Location: Pest Management Research

Title: Amplification in time and dilution in space: Partitioning spatiotemporal processes to assess the role of avian host phylodiversity in shaping eastern equine encephalitis virus distribution

Author
item Humphreys Jr, John

Submitted to: Geographies
Publication Type: Peer Reviewed Journal
Publication Acceptance Date: 7/6/2022
Publication Date: 7/8/2022
Citation: Humphreys Jr., J.M. 2022. Amplification in time and dilution in space: Partitioning spatiotemporal processes to assess the role of avian host phylodiversity in shaping eastern equine encephalitis virus distribution. Geographies. 2(3):419-434. https://doi.org/10.3390/geographies2030026.
DOI: https://doi.org/10.3390/geographies2030026

Interpretive Summary: This research uses eastern equine encephalitis virus data to compare and evaluate different approaches to modeling species co-occurrence. Eastern equine encephalitis virus is an arthropod-borne virus and the causative pathogen of disease in humans, horses, poultry, and wildlife. Results highlight the need to carefully consider statistical assumptions when modeling complex ecological dynamics.

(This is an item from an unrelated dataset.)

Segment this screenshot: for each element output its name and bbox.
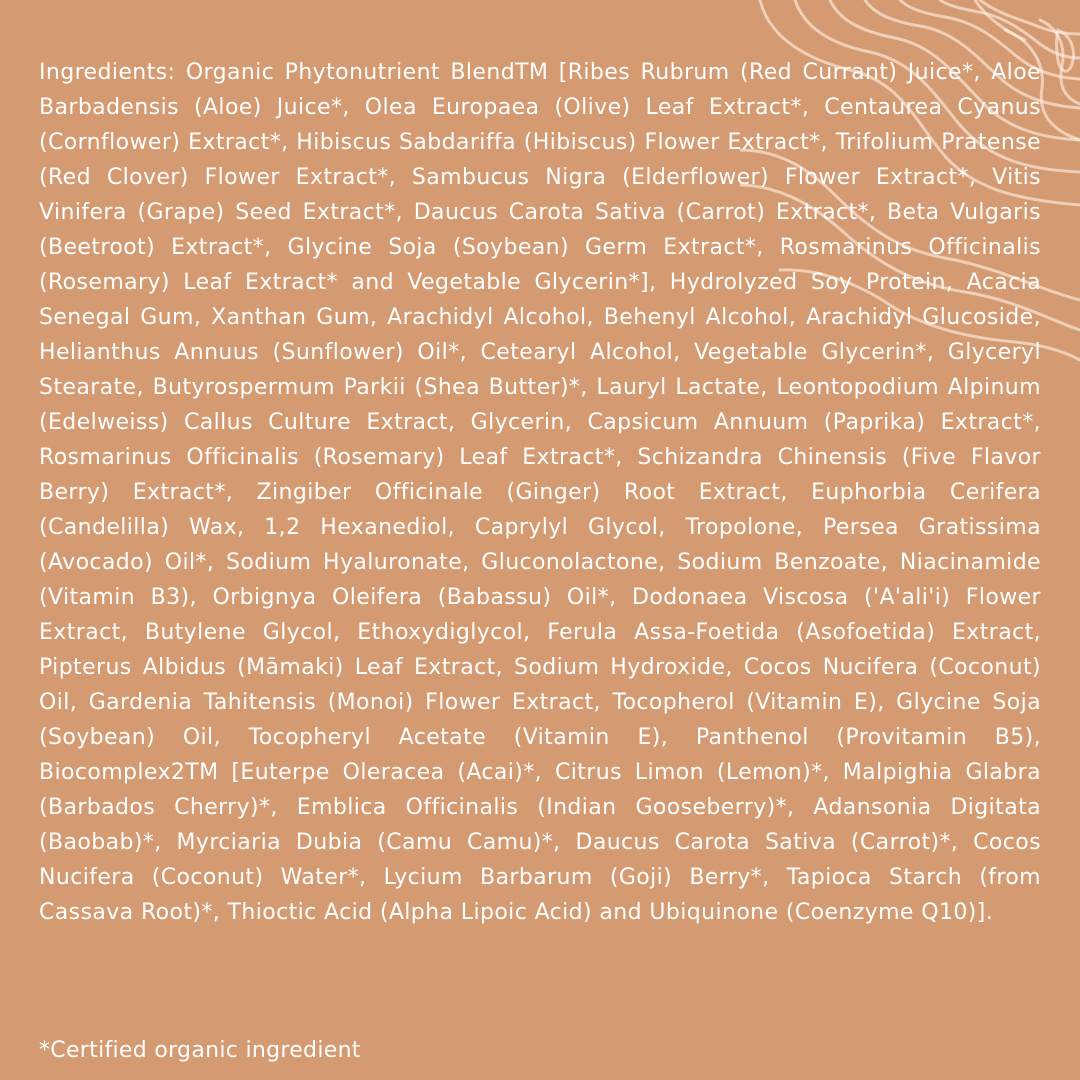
ingredients-list: Ingredients: Organic Phytonutrient BlendTM [Ribes Rubrum (Red Currant) Juice*, Aloe Barbadensis (Aloe) Juice*, Olea Europaea (Olive) Leaf Extract*, Centaurea Cyanus (Cornflower) Extract*, Hibiscus Sabdariffa (Hibiscus) Flower Extract*, Trifolium Pratense (Red Clover) Flower Extract*, Sambucus Nigra (Elderflower) Flower Extract*, Vitis Vinifera (Grape) Seed Extract*, Daucus Carota Sativa (Carrot) Extract*, Beta Vulgaris (Beetroot) Extract*, Glycine Soja (Soybean) Germ Extract*, Rosmarinus Officinalis (Rosemary) Leaf Extract* and Vegetable Glycerin*], Hydrolyzed Soy Protein, Acacia Senegal Gum, Xanthan Gum, Arachidyl Alcohol, Behenyl Alcohol, Arachidyl Glucoside, Helianthus Annuus (Sunflower) Oil*, Cetearyl Alcohol, Vegetable Glycerin*, Glyceryl Stearate, Butyrospermum Parkii (Shea Butter)*, Lauryl Lactate, Leontopodium Alpinum (Edelweiss) Callus Culture Extract, Glycerin, Capsicum Annuum (Paprika) Extract*, Rosmarinus Officinalis (Rosemary) Leaf Extract*, Schizandra Chinensis (Five Flavor Berry) Extract*, Zingiber Officinale (Ginger) Root Extract, Euphorbia Cerifera (Candelilla) Wax, 1,2 Hexanediol, Caprylyl Glycol, Tropolone, Persea Gratissima (Avocado) Oil*, Sodium Hyaluronate, Gluconolactone, Sodium Benzoate, Niacinamide (Vitamin B3), Orbignya Oleifera (Babassu) Oil*, Dodonaea Viscosa ('A'ali'i) Flower Extract, Butylene Glycol, Ethoxydiglycol, Ferula Assa-Foetida (Asofoetida) Extract, Pipterus Albidus (Māmaki) Leaf Extract, Sodium Hydroxide, Cocos Nucifera (Coconut) Oil, Gardenia Tahitensis (Monoi) Flower Extract, Tocopherol (Vitamin E), Glycine Soja (Soybean) Oil, Tocopheryl Acetate (Vitamin E), Panthenol (Provitamin B5), Biocomplex2TM [Euterpe Oleracea (Acai)*, Citrus Limon (Lemon)*, Malpighia Glabra (Barbados Cherry)*, Emblica Officinalis (Indian Gooseberry)*, Adansonia Digitata (Baobab)*, Myrciaria Dubia (Camu Camu)*, Daucus Carota Sativa (Carrot)*, Cocos Nucifera (Coconut) Water*, Lycium Barbarum (Goji) Berry*, Tapioca Starch (from Cassava Root)*, Thioctic Acid (Alpha Lipoic Acid) and Ubiquinone (Coenzyme Q10)]. xyxy=(39,60,1041,925)
organic-footnote: *Certified organic ingredient xyxy=(39,1038,361,1063)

Technical Abstract: Eastern equine encephalitis virus (EEEv) is an arthropod-borne virus and the causative pathogen of neurologic disease in humans, horses, poultry, and wildlife. Although EEEv is known to be amplified in cycles involving avian hosts and ornithophilic mosquitoes, less is known about the role that avian host diversity plays in potentially diluting or amplifying virus prevalence across geographic space and through time. This study leveraged sixteen years of non-human EEEv detections to quantify possible EEEv dilution and amplification effects in response to avian host phylodiversity. In assessing EEEv and host diversity relationships, varying statistical assumptions were compared to judge how modeling decisions impacted results and the eventual interpretations drawn from those results. Principal findings indicated that EEEv exhibits a dilution effect across geographic space in response to increased avian phylodiversity, however the dilution effect is scale dependent and masked by increased virus numbers that accumulate through time. Findings also demonstrated that the decisions made when modeling complex spatiotemporal dynamics can readily contribute to contrasting statistical outcomes and results misinterpretation.